Por este motivo, querida Glorvina, casi no veo a mi esposo. Pasa día y noche ocupándose de sus enfermos y regresa a casa en un estado de ánimo tan sombrío que ya no sé qué hacer para devolverle el buen humor.

Dicho esto, espero que puedas perdonarme cuando sepas que esta noche le he leído a Arthur una de tus cartas. Se me ha ocurrido que le serviría para olvidarse por un rato de sus problemas y viajar con la imaginación hasta el paraíso donde te encuentras.

Es curioso con qué rapidez olvidamos que existe la alegría. Es como el tiempo. ¿Quién recuerda, en medio del más crudo invierno, la luz y el calor de las largas tardes de verano? ¿Y quién piensa en el frío y la lumbre cuando se encuentra, como nosotros ahora, en medio de uno de los más agobiantes estíos? Pues lo mismo pasa con la felicidad: si por algún motivo se interrumpe, nos parece que se ha ido para siempre, que no habrá primavera después del invierno ni otoño al final del verano.

Tu carta, Glorvina, ha tenido por unos momentos el efecto de un bálsamo milagroso para mi querido Arthur. Se ha arrellanado en el butacón de la biblioteca, ha cerrado los ojos y ha escuchado placenteramente mi lectura con una sonrisa de satisfacción en la cara.

Pero entonces, ¡ay, Sydney!, al pronunciar el nombre de Domenico Pino, mi marido ha pegado un salto de varios centímetros sobre su asiento, al tiempo que ha proferido una grosería de tal calibre que no me atrevo a repetir, y menos por escrito.

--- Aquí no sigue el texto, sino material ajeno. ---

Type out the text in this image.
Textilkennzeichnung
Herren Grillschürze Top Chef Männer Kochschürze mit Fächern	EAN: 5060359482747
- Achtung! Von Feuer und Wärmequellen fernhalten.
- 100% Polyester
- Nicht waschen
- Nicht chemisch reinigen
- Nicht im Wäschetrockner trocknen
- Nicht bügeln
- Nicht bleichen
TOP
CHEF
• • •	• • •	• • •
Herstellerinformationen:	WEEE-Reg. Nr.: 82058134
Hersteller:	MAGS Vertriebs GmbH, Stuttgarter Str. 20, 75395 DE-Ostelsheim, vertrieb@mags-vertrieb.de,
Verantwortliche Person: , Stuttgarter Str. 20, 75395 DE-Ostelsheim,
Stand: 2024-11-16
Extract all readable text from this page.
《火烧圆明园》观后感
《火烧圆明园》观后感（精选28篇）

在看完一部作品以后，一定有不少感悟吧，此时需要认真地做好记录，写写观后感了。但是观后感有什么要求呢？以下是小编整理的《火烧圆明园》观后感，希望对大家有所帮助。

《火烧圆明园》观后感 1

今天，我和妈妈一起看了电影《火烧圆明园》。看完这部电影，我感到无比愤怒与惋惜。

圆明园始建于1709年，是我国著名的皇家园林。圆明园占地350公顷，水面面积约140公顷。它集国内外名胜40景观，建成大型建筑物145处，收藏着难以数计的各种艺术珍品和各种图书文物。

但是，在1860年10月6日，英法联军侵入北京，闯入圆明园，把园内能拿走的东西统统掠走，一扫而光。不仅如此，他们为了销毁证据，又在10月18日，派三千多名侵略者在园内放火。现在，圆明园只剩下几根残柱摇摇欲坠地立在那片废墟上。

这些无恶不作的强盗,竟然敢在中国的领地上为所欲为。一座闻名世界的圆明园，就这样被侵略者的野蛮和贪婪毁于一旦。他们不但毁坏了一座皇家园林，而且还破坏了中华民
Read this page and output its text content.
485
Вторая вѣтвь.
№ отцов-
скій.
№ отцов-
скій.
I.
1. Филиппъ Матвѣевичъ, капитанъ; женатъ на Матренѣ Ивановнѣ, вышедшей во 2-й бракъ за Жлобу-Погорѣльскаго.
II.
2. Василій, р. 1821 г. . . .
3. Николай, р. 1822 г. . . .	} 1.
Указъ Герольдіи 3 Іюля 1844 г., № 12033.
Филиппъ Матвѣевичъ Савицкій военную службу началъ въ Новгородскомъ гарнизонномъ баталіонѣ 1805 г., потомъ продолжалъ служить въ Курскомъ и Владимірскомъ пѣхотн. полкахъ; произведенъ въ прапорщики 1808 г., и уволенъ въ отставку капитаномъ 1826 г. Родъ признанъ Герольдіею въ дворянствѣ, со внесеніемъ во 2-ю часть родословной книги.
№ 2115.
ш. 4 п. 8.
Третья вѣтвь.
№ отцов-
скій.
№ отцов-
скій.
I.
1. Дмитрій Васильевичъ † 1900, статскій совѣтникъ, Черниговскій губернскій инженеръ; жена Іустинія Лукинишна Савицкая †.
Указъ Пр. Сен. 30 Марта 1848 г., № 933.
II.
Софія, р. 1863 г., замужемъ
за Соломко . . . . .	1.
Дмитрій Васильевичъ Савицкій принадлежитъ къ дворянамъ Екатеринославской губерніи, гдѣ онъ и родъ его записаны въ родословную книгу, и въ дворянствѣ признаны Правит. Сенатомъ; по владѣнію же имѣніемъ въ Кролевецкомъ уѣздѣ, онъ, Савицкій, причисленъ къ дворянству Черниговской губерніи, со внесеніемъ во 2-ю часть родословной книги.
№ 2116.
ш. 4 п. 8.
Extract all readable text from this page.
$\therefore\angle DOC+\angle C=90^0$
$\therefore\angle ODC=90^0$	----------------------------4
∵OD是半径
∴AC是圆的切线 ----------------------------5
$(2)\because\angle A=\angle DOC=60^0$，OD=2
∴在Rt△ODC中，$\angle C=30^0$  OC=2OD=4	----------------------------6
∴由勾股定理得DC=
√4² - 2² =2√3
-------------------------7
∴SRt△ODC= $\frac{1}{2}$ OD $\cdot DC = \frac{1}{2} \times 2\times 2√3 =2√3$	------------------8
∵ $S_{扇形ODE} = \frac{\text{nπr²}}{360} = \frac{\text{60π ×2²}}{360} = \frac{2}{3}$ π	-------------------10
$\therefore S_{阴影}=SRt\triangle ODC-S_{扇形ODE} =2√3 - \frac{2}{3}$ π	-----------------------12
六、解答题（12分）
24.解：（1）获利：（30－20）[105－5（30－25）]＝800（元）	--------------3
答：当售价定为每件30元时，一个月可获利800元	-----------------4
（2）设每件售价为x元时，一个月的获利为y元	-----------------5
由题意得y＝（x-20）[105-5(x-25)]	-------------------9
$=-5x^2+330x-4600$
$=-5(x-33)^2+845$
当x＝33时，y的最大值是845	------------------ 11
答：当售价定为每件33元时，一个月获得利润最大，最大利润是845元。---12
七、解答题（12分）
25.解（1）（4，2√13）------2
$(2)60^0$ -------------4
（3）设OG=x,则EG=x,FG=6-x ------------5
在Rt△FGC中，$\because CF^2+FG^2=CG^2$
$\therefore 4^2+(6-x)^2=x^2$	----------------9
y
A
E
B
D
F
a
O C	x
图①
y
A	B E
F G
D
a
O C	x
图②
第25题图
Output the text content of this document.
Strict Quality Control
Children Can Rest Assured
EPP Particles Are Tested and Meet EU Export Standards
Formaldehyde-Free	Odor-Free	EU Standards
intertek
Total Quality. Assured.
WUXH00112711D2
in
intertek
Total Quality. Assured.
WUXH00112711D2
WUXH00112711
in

—¡El general Pino! —ha bramado—. ¡No es posible que sea el mismo!

Me ha arrancado tu carta de las manos y ha proseguido su lectura en silencio, con cara de preocupación. Cuando ha terminado con la primera ha querido leer el resto de las cartas. Al principio, yo me he resistido por respeto a tu intimidad, pero él ha insistido de tal modo que al final no he tenido otro remedio que consentirlo. Me ha dicho que era cuestión de vida o muerte.

Mientras leía, dejaba escapar algunas exclamaciones de sorpresa. Yo le he preguntado: «¿Qué es, qué pasa?», pero él no ha querido darme ninguna explicación. Finalmente, se ha levantado, ha cogido el sombrero y el bastón, ha llamado al cochero y ha salido disparado hacia quién sabe dónde.

Antes de desaparecer de mi vista, Glorvina, imagínate la escena: yo, aterrada, con la pequeña Lucy llorando en mis brazos, suplicándole a mi esposo que me contara lo que estaba pasando. Arthur se ha asomado a la puerta del landó y me ha dicho: «Livy, amor mío, te ruego que escribas una carta urgente a tu hermana advirtiéndole que corre un grave peligro. Dile que no se mezcle con esa gente, los condes de Pino, o estará arriesgando inútilmente su vida y la de Charles. Mi consejo es que regresen cuanto antes a Inglaterra y que permanezcan al margen de intrigas y conspiraciones porque siempre acaban mal».

Es posible que éstas no hayan sido sus palabras literales. Puede que en lugar de «arriesgando» haya dicho «sacrificando», o en vez de «inútilmente», algo así como «imprudentemente». Pero la palabra «intrigas», ésa sí la ha pronunciado letra por letra, lo recuerdo perfectamente porque me ha atravesado el corazón como un cuchillo.

Las intrigas son terribles, Sydney, temerarias, mortales.

Por eso te ruego, princesa de Innismore, salvaje irlandesa, que si estás en peligro, te pongas a salvo aunque sólo sea por piedad hacia tu hermana Olivia, que te adora y no sabría vivir sin ti.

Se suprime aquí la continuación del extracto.